I pulled into one of the parking areas which promised beach access to take a closer look at the map and to take, at least, a peek at the beach and ocean. Well, I’ll be, I thought as I looked closer at the map reciting to myself, of course, the somewhat familiar place names: “Castle Windy”, “Eldora”, and “Turtle Mound”. Now, I can be a little slow on the uptake as they say from time to time and it took me a couple of minutes to realize that I had been here before. That time was almost 20 years ago when I was a graduate student at UCF. My herpetology class came here to look for salt marsh snakes and we were based in a house that the university owned on this property. A very adult and educated, “freakin’ cool”, went through my head as these memories and realizations came together.
It was getting a little late, but I wanted to do two things before I headed home: walk the beach and see if the “UCF house” was still here.
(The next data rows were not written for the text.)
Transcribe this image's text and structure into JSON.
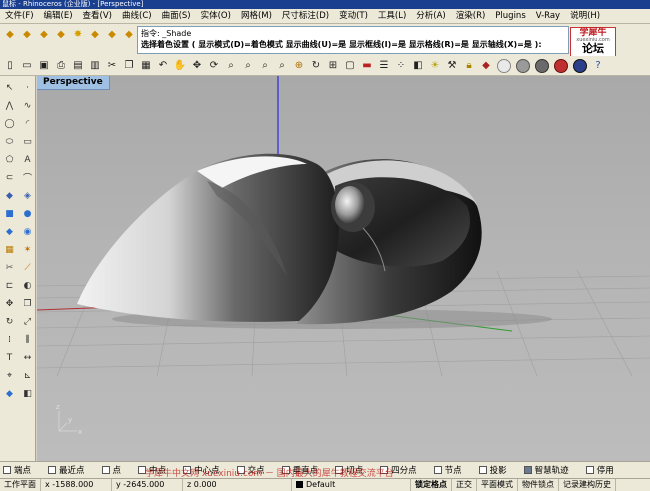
{
  "window": {
    "title": "鼠标 - Rhinoceros (企业版) - [Perspective]"
  },
  "menu": [
    {
      "label": "文件(F)"
    },
    {
      "label": "编辑(E)"
    },
    {
      "label": "查看(V)"
    },
    {
      "label": "曲线(C)"
    },
    {
      "label": "曲面(S)"
    },
    {
      "label": "实体(O)"
    },
    {
      "label": "网格(M)"
    },
    {
      "label": "尺寸标注(D)"
    },
    {
      "label": "变动(T)"
    },
    {
      "label": "工具(L)"
    },
    {
      "label": "分析(A)"
    },
    {
      "label": "渲染(R)"
    },
    {
      "label": "Plugins"
    },
    {
      "label": "V-Ray"
    },
    {
      "label": "说明(H)"
    }
  ],
  "command": {
    "history": "指令: _Shade",
    "prompt": "选择着色设置 ( 显示模式(D)=着色模式  显示曲线(U)=是  显示框线(I)=是  显示格线(R)=是  显示轴线(X)=是 ): "
  },
  "logo": {
    "top": "学犀牛",
    "url": "xuexiniu.com",
    "main": "论坛"
  },
  "viewport": {
    "label": "Perspective",
    "axis_x": "x",
    "axis_y": "y",
    "axis_z": "z"
  },
  "osnap": [
    {
      "label": "端点",
      "checked": false
    },
    {
      "label": "最近点",
      "checked": false
    },
    {
      "label": "点",
      "checked": false
    },
    {
      "label": "中点",
      "checked": false
    },
    {
      "label": "中心点",
      "checked": false
    },
    {
      "label": "交点",
      "checked": false
    },
    {
      "label": "垂直点",
      "checked": false
    },
    {
      "label": "切点",
      "checked": false
    },
    {
      "label": "四分点",
      "checked": false
    },
    {
      "label": "节点",
      "checked": false
    },
    {
      "label": "投影",
      "checked": false
    },
    {
      "label": "智慧轨迹",
      "checked": true
    },
    {
      "label": "停用",
      "checked": false
    }
  ],
  "status": {
    "cplane": "工作平面",
    "x": "x -1588.000",
    "y": "y -2645.000",
    "z": "z 0.000",
    "layer": "Default",
    "gridsnap": "锁定格点",
    "ortho": "正交",
    "planar": "平面模式",
    "osnap": "物件锁点",
    "history": "记录建构历史"
  },
  "watermark": "学犀牛中文网 xuexiniu.com － 国内最大的犀牛教程交流平台",
  "colors": {
    "viewport_label": "#9fbfe3",
    "z_axis": "#2a2ae0",
    "x_axis": "#b03030",
    "y_axis": "#2f9a2f"
  }
}
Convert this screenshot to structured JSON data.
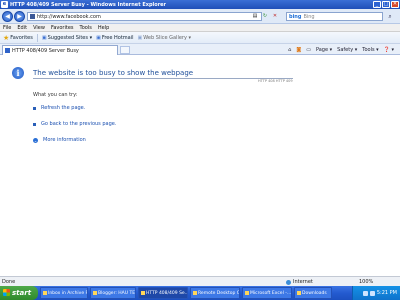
{
  "window": {
    "title": "HTTP 408/409 Server Busy - Windows Internet Explorer"
  },
  "address": {
    "url": "http://www.facebook.com"
  },
  "search": {
    "provider": "bing",
    "placeholder": "Bing"
  },
  "menu": [
    "File",
    "Edit",
    "View",
    "Favorites",
    "Tools",
    "Help"
  ],
  "favorites": {
    "label": "Favorites",
    "items": [
      "Suggested Sites ▾",
      "Free Hotmail",
      "Web Slice Gallery ▾"
    ]
  },
  "tab": {
    "label": "HTTP 408/409 Server Busy"
  },
  "commands": [
    "Page ▾",
    "Safety ▾",
    "Tools ▾",
    "❓ ▾"
  ],
  "content": {
    "heading": "The website is too busy to show the webpage",
    "error_code": "HTTP 408 HTTP 409",
    "try_heading": "What you can try:",
    "options": [
      "Refresh the page.",
      "Go back to the previous page.",
      "More information"
    ]
  },
  "status": {
    "left": "Done",
    "zone": "Internet",
    "zoom": "100%"
  },
  "taskbar": {
    "start": "start",
    "tasks": [
      "Inbox in Archive F...",
      "Blogger: HAU TEB...",
      "HTTP 408/409 Se...",
      "Remote Desktop C...",
      "Microsoft Excel -...",
      "Downloads"
    ],
    "clock": "5:21 PM"
  },
  "colors": {
    "accent": "#1f4f9a",
    "link": "#1a4fb0",
    "taskbar": "#245bd0",
    "start": "#2f8a2b"
  }
}
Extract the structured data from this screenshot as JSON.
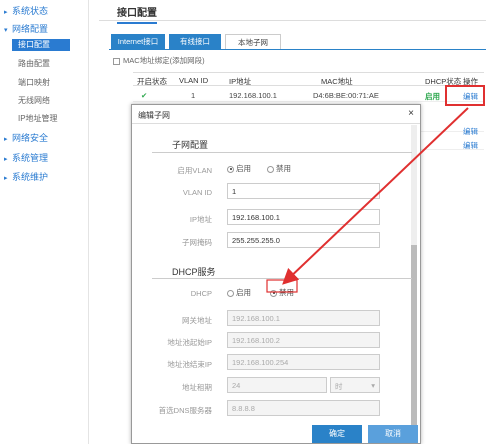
{
  "sidebar": {
    "groups": [
      {
        "label": "系统状态",
        "arrow": "▸"
      },
      {
        "label": "网络配置",
        "arrow": "▾"
      },
      {
        "label": "网络安全",
        "arrow": "▸"
      },
      {
        "label": "系统管理",
        "arrow": "▸"
      },
      {
        "label": "系统维护",
        "arrow": "▸"
      }
    ],
    "subitems": [
      "接口配置",
      "路由配置",
      "端口映射",
      "无线网络",
      "IP地址管理"
    ]
  },
  "page_title": "接口配置",
  "tabs": [
    "Internet接口",
    "有线接口",
    "本地子网"
  ],
  "add_row_label": "MAC地址绑定(添加网段)",
  "table": {
    "headers": [
      "开启状态",
      "VLAN ID",
      "IP地址",
      "MAC地址",
      "DHCP状态",
      "操作"
    ],
    "rows": [
      {
        "status": "✔",
        "vlan": "1",
        "ip": "192.168.100.1",
        "mac": "D4:6B:BE:00:71:AE",
        "dhcp": "启用",
        "action": "编辑"
      },
      {
        "status": "",
        "vlan": "",
        "ip": "",
        "mac": "",
        "dhcp": "",
        "action": "编辑"
      },
      {
        "status": "",
        "vlan": "",
        "ip": "",
        "mac": "",
        "dhcp": "",
        "action": "编辑"
      }
    ]
  },
  "modal": {
    "title": "编辑子网",
    "close": "×",
    "section1": "子网配置",
    "enable_vlan_label": "启用VLAN",
    "opt_on": "启用",
    "opt_off": "禁用",
    "vlan_id_label": "VLAN ID",
    "vlan_id_value": "1",
    "ip_label": "IP地址",
    "ip_value": "192.168.100.1",
    "mask_label": "子网掩码",
    "mask_value": "255.255.255.0",
    "section2": "DHCP服务",
    "dhcp_label": "DHCP",
    "dhcp_on": "启用",
    "dhcp_off": "禁用",
    "gateway_label": "网关地址",
    "gateway_value": "192.168.100.1",
    "start_label": "地址池起始IP",
    "start_value": "192.168.100.2",
    "end_label": "地址池结束IP",
    "end_value": "192.168.100.254",
    "lease_label": "地址租期",
    "lease_value": "24",
    "lease_unit": "时",
    "dns_label": "首选DNS服务器",
    "dns_value": "8.8.8.8",
    "ok_label": "确定",
    "cancel_label": "取消"
  },
  "colors": {
    "accent": "#2a82c8",
    "highlight": "#e03030"
  }
}
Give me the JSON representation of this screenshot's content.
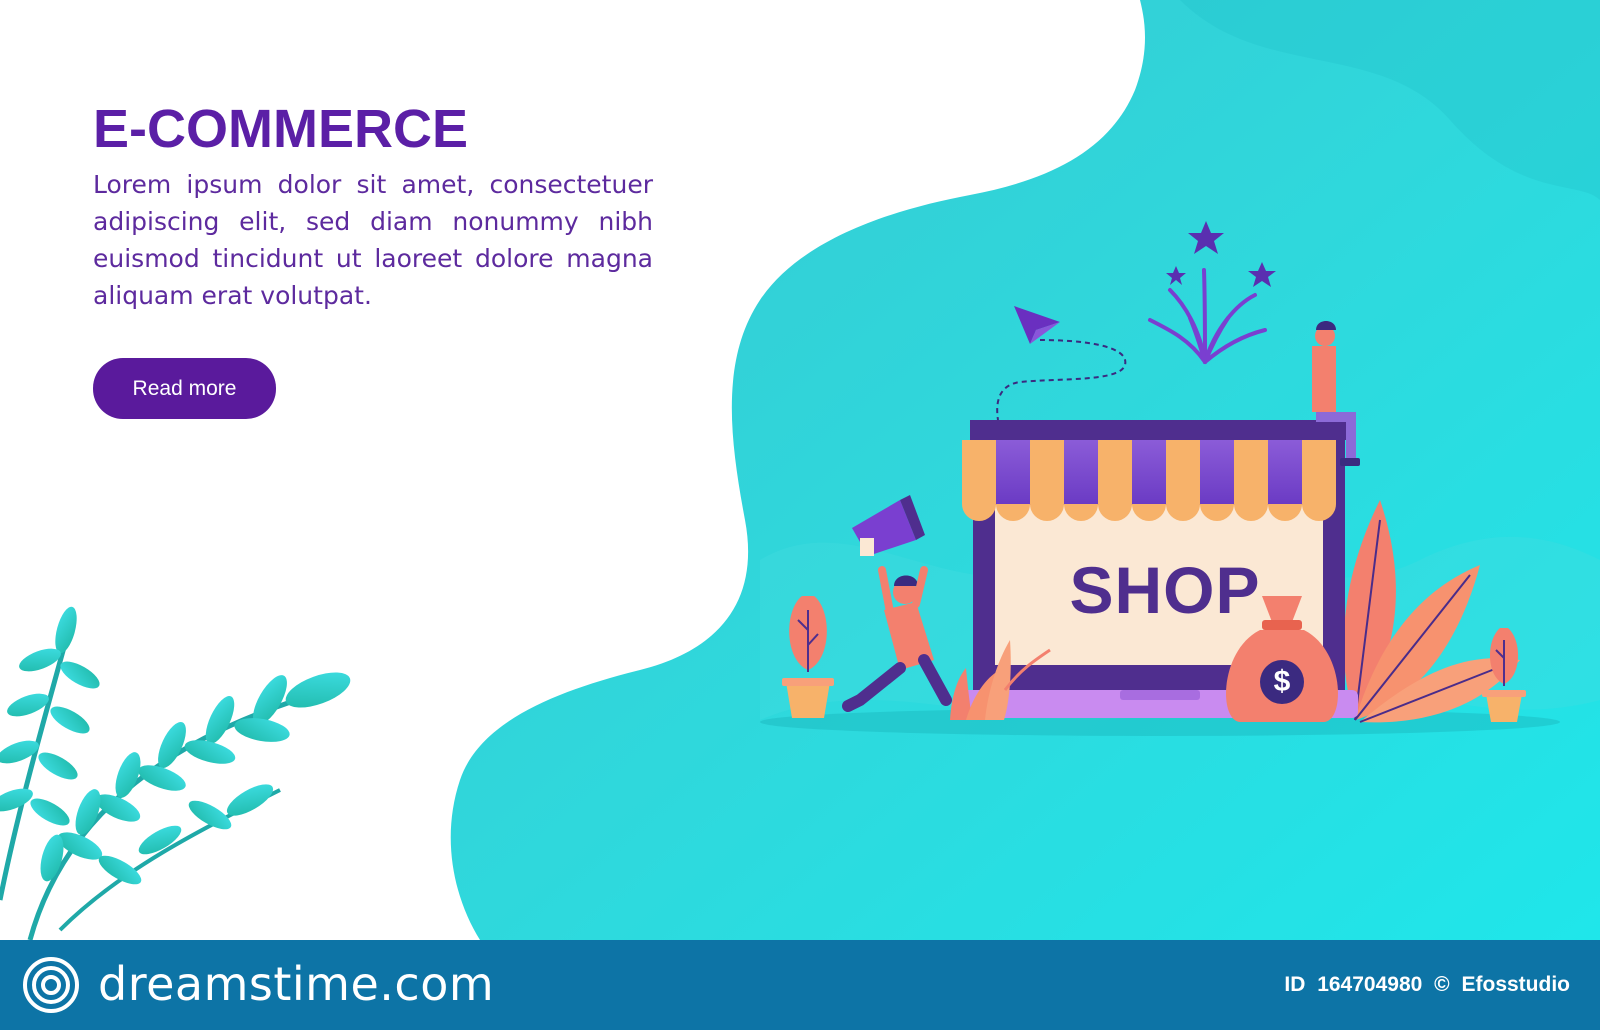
{
  "hero": {
    "headline": "E-COMMERCE",
    "body": "Lorem ipsum dolor sit amet, consectetuer adipiscing elit, sed diam nonummy nibh euismod tincidunt ut laoreet dolore magna aliquam erat volutpat.",
    "cta_label": "Read more"
  },
  "illustration": {
    "shop_sign": "SHOP",
    "money_symbol": "$"
  },
  "footer": {
    "brand": "dreamstime.com",
    "id_label": "ID",
    "id_number": "164704980",
    "copyright_symbol": "©",
    "author": "Efosstudio"
  },
  "colors": {
    "primary_purple": "#5a1a9c",
    "teal_background": "#2fd4d8",
    "footer_blue": "#0d74a6",
    "awning_orange": "#f7b26a",
    "coral": "#f3806e"
  },
  "icons": [
    "dreamstime-logo-icon",
    "megaphone-icon",
    "paper-plane-icon",
    "star-icon",
    "money-bag-icon",
    "plant-icon",
    "leaf-icon"
  ]
}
Crossing the dune on the elevated crossover, I stopped to look north and south along the beach. There were, maybe, five other souls as far as my eyes could see in both directions. I am not a crowd person and liked this beach quite a bit. I limited my time and distance walked knowing at this point that I would be back and probably soon. Noting the marked sea turtle nests at points along the beach, I hoped that there were… “enough”. Back to the car and, sure enough, there it was, the sign marking the UCF laboratory property. Wow, how cool!
Hey Jodi, I’ve got a place for us to check out!